Here I am to take my plunge into blog world!  It’s been a thing to do for a long time, with major prompting from Amy who believed that blogging was the answer to revive/maintain/promote/save my stamping life.  But I couldn’t keep up with her amazing creativity, and if I couldn’t totally beat her at the game, I wasn’t even going to get into the arena!   That would be a total time-buster, because I’d have to stamp AND blog, and twenty four hours are just not enough.  But then Louise started blogging, and she showed me that you don’t have to have a totally stamping blog .  I could add stamping just as the voices in my head tell me to.   So I started looking around, and found Madge and Thursday Drive, and I knew that I just had to blog.  I could so totally do this (not as well as they do, but I could do it).  I had twenty gazillion things I could blog about RIGHT NOW.  Then the OCD kicked in.  First I had to have a blog name.  Oh, the agony of that.  I had trouble naming my children, now I was going to re-open that wound for a blog?  Here are is what the voices were saying (if I’m going to blog, I must use good  correct  grammar):

Who knows how people will twist the name to make it say something it’s not?  What will people think of me if I name it this or that?  I like the name “midnight blogger” but I would have to commit to an hour of insomnia every night, and I just don’t have that kind of follow-through (besides the minor detail that it’s already taken!)  What happens if I start blogging and then just can’t keep it up – will that be another sign of total failure?  What if people read my blog?  What if they don’t?  Will they read or avoid it just based on the name?

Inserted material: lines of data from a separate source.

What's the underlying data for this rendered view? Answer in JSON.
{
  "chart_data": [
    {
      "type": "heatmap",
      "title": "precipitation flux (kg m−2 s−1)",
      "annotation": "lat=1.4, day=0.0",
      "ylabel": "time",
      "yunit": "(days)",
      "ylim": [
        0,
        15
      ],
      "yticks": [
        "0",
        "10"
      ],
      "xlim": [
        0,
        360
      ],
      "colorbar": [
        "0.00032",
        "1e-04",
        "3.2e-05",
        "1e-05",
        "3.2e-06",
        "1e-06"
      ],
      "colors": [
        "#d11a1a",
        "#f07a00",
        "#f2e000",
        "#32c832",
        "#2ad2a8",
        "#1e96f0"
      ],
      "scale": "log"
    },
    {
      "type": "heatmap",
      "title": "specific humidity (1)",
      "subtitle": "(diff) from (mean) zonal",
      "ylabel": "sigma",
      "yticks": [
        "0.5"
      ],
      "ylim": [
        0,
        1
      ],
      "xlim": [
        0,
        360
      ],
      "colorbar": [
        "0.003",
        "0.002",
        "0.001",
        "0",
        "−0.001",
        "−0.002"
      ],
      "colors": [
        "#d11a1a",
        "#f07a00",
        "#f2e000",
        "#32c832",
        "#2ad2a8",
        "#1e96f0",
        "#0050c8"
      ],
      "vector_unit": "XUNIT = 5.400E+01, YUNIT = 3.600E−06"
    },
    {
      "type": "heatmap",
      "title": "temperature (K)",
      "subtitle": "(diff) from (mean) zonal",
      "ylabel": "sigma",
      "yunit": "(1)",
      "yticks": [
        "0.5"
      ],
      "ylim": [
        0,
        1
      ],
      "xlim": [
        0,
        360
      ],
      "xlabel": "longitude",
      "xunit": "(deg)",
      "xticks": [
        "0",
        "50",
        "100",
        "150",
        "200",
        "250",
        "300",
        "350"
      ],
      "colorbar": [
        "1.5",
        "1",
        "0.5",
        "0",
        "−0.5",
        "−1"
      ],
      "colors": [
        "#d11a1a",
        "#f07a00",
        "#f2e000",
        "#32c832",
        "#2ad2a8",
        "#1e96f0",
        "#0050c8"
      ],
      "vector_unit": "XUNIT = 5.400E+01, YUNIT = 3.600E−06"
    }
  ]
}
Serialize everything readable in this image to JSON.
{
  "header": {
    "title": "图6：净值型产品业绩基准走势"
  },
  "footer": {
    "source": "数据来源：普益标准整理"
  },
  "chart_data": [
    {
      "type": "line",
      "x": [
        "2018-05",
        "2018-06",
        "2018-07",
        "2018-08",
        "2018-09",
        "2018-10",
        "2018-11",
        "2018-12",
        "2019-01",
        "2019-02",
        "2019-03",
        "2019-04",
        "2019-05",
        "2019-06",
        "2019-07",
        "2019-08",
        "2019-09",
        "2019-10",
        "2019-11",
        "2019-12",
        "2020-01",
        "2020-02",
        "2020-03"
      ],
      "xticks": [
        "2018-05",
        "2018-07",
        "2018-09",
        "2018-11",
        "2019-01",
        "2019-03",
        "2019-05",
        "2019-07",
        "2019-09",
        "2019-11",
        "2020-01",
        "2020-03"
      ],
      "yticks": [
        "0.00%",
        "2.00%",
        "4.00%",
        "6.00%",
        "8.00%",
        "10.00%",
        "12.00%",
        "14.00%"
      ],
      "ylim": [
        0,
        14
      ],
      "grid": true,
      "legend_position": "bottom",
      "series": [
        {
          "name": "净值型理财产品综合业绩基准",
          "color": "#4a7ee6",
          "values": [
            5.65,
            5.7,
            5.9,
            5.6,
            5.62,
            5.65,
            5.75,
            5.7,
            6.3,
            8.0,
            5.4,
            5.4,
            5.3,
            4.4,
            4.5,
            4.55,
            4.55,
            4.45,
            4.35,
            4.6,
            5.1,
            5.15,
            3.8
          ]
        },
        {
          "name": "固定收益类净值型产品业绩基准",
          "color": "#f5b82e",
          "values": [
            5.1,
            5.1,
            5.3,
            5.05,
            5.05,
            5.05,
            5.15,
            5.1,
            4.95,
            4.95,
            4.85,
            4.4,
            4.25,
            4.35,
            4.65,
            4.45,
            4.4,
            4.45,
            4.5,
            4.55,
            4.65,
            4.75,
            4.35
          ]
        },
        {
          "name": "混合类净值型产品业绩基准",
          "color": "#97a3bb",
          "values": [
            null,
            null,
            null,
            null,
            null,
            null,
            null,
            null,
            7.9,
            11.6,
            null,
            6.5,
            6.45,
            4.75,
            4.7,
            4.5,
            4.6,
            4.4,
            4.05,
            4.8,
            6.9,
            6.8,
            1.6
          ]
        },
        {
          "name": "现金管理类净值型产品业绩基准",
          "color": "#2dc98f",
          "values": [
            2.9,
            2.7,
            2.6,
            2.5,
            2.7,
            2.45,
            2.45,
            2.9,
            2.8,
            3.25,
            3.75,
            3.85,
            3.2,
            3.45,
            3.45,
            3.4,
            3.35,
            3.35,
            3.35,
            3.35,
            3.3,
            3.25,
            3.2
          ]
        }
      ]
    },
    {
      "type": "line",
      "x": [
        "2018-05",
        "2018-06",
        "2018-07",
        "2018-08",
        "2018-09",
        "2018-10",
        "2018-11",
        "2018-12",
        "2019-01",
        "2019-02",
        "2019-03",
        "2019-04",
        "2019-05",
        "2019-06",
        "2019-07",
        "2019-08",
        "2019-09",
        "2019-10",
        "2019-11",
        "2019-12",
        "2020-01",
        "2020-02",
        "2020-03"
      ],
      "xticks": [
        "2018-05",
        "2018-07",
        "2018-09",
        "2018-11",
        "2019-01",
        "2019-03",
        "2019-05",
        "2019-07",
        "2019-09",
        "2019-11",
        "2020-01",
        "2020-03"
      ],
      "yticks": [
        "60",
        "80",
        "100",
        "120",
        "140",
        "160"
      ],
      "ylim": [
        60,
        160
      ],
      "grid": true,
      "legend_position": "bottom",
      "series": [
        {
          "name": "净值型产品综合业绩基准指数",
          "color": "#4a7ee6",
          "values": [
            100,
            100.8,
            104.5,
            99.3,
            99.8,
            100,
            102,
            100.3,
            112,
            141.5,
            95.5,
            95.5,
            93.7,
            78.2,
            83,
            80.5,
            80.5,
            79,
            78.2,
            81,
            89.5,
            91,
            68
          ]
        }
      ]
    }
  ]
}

Surely I’m not the only blog-virgin who’s gone through this process?!  And all the time, my blog-fodder file (in my head) is growing and growing to the point where I figure I could write a whole bloody book if I’d just sit down and do it already!  But first I have to find a theme.  And the theme has to match the name (what the heck am I going to name this thing anyway?)  I finally came up with a name that made people around me giggle (or was it a snicker?  Oooh?).   Then the web woman said the theme I picked wasn’t widget-ready (what the heck is a widget anyway?) So I had to come up with another one (a theme?  No a name.  Or both?)  that fit who I am and matched my name.  Oh – the pressure.  In the mean time I started reading more blogs by clicking through other people’s blogs, and I stumbled upon Suzanne and Rechelle, and together they describe me totally (except not completely – just my life. . . I’m living my country doctor’s wife’s life nine miles from everywhere) and I was filled with doubt.  If they’re already writing about me, and doing a much better job than I could ever do (and they don’t even KNOW me), what did I think I could contribute to the blogosphere?  I’m not a writer, never have been a writer, don’t even want to be a writer.   By this time the web woman had my domain up and the theme in place, and it was out there with the standard <blah blah blah> on the page for everyone to read and I just cringed.  I CAN’T DO THIS!!!  I talked myself off the ledge and went to bed just knowing that everything I have to do this week will totally eliminate any prospect of blogging, not to mention the next week, when I’m going to be out of town, and the next week when we have to get everything finalized for school, and the next . . . no – I’m canceling the whole thing.  I’m an idiot to have even considered blogging.  What the heck would I blog about anyway?  I have NO life, nine miles from anywhere.

So. . . here I am.  Midnight (well, okay 3 am).  I typed most of this entire blog entry into the “edit here” place.  In the process of inserting the links, I clicked off my edit and lost the whole thing.  So I started again in Word – I can cut and paste later.  I CAN do this.  I WILL do it.  Not perfectly.  Not as creatively.  Not as funny.  Just me.  When I can.  And I’ll make lists.  And take pictures.  And share my life.  Thanks for joining me!  (Now how the heck do I get this saved and out there?  Shall I call Amy now, or in three hours?)